Interpretation of results:

other: No skin sensitising according to the classification criteria described in the SENS-IS assay

Conclusions:

not skin sensitising

Executive summary:

Method: the substance has been tested for its potential to induce skin sensitisation according to the SENS-IS assay (Cottrez F. et al, Toxicology in vitro 29 (2015) 787 -802).

The objective of this study was to evaluate the capacity of the test item to induce the expression of specific irritation and sensitization biomarkers in a 3D-reconstructed epidermis model.

The results obtained for the positive and negative controls were within acceptance criteria defined in the Study Plan.

Considering the number of over-expressed genes in the “SENS-IS” and “ARE” gene groups, the test item gave negative result (less than 7 genes induced) when it was tested at 1, 10, 50 (w/v) in DMSO and at 10% (w/v) in PBS. Moreover, negative results were obtained when the test item was incubated at 100% (w/v) in DMSO.

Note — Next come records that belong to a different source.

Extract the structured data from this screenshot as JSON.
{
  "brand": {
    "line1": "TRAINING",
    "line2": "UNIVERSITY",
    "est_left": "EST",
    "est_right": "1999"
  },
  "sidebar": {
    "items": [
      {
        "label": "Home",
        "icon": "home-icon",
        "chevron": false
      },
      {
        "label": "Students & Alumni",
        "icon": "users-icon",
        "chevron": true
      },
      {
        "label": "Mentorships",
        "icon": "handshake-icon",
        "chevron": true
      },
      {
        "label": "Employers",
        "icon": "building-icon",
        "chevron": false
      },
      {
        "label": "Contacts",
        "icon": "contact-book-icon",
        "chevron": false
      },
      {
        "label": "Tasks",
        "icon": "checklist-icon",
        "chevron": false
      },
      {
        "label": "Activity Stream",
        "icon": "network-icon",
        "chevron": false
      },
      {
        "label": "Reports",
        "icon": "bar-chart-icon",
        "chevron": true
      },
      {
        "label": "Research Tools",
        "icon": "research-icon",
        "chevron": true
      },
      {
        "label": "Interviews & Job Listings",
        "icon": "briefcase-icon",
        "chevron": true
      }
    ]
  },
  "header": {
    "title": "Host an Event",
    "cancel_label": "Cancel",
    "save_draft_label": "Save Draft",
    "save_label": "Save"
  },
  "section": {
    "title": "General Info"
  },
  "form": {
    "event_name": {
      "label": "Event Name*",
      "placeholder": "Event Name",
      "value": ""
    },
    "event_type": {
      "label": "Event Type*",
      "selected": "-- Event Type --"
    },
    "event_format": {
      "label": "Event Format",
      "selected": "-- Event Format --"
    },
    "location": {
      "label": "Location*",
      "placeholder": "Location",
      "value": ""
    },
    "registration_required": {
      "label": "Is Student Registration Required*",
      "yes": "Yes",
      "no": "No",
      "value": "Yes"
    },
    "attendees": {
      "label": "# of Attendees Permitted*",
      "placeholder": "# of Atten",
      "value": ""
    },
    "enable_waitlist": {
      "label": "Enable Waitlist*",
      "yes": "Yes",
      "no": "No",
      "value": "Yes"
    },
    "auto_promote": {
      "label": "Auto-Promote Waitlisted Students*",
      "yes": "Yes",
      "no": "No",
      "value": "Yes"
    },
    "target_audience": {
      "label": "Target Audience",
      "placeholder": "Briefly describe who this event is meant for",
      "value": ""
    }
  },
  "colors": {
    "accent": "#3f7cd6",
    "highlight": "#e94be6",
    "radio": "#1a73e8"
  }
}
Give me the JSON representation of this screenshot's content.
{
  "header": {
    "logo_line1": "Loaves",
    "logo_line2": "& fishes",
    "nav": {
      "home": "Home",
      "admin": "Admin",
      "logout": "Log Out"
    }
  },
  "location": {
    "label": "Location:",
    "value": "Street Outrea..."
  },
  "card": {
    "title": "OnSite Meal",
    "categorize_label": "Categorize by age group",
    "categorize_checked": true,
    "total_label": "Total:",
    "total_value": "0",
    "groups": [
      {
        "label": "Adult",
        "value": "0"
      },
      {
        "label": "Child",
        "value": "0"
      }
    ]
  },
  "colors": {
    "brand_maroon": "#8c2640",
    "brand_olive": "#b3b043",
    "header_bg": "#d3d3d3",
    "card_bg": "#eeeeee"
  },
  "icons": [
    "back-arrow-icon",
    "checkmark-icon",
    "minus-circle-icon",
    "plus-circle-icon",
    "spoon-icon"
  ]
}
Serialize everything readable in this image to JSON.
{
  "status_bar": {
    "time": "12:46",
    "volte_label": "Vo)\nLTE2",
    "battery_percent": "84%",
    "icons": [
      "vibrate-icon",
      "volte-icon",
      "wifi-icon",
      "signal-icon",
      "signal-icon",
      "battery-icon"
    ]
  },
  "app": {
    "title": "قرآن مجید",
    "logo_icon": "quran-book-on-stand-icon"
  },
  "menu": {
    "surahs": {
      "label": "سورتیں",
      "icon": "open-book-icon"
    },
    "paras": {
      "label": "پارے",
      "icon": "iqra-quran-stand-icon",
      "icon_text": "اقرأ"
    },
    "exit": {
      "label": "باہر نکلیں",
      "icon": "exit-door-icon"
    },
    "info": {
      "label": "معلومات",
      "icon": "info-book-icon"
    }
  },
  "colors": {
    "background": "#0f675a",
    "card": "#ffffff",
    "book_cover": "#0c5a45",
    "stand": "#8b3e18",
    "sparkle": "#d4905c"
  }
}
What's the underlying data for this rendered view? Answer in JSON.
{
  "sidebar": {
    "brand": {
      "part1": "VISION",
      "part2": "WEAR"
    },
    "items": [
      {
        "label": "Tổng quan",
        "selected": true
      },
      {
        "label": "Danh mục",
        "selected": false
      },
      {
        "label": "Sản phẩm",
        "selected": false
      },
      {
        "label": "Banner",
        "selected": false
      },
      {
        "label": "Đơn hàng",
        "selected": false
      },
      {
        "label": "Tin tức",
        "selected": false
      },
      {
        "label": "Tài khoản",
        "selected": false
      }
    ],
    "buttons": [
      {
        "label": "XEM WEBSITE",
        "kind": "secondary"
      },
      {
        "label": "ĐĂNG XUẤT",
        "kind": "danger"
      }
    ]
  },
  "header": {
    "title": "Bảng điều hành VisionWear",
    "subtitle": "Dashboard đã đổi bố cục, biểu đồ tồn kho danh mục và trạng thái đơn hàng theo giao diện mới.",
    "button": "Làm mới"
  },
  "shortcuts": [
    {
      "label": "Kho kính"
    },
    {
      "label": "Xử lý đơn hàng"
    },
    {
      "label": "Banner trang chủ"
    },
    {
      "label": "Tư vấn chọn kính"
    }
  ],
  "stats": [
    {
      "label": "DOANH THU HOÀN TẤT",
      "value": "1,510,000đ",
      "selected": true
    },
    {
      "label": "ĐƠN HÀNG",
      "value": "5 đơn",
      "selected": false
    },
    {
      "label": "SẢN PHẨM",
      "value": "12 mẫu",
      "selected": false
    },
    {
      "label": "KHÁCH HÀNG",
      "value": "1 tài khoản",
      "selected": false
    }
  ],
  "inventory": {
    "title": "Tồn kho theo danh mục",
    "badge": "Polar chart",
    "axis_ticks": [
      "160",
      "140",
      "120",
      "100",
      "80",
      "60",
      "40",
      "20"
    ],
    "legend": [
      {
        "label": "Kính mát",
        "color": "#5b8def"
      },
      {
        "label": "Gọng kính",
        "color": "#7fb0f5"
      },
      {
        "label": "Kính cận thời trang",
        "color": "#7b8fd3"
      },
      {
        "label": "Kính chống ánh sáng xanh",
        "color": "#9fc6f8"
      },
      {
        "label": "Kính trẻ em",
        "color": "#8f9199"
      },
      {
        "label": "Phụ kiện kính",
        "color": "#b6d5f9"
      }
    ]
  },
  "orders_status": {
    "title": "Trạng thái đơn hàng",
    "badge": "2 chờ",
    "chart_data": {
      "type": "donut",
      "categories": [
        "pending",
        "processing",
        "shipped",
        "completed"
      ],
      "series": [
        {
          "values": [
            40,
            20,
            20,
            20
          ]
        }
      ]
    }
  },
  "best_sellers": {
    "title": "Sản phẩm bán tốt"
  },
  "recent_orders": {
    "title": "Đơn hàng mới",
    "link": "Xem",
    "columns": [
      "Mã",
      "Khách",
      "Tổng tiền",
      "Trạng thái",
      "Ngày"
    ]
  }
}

In conclusion, under the experimental conditions of this SENS-IS assay, the test item can be classified as a non-sensitizer.

It should be mentioned that the SENS-IS method correlate more than 92% with LLNA in potency class prediction and should demonstrated a higher performance for predicting sensitization when combined with other sensitization tests (in chemico, in vitro and in silico).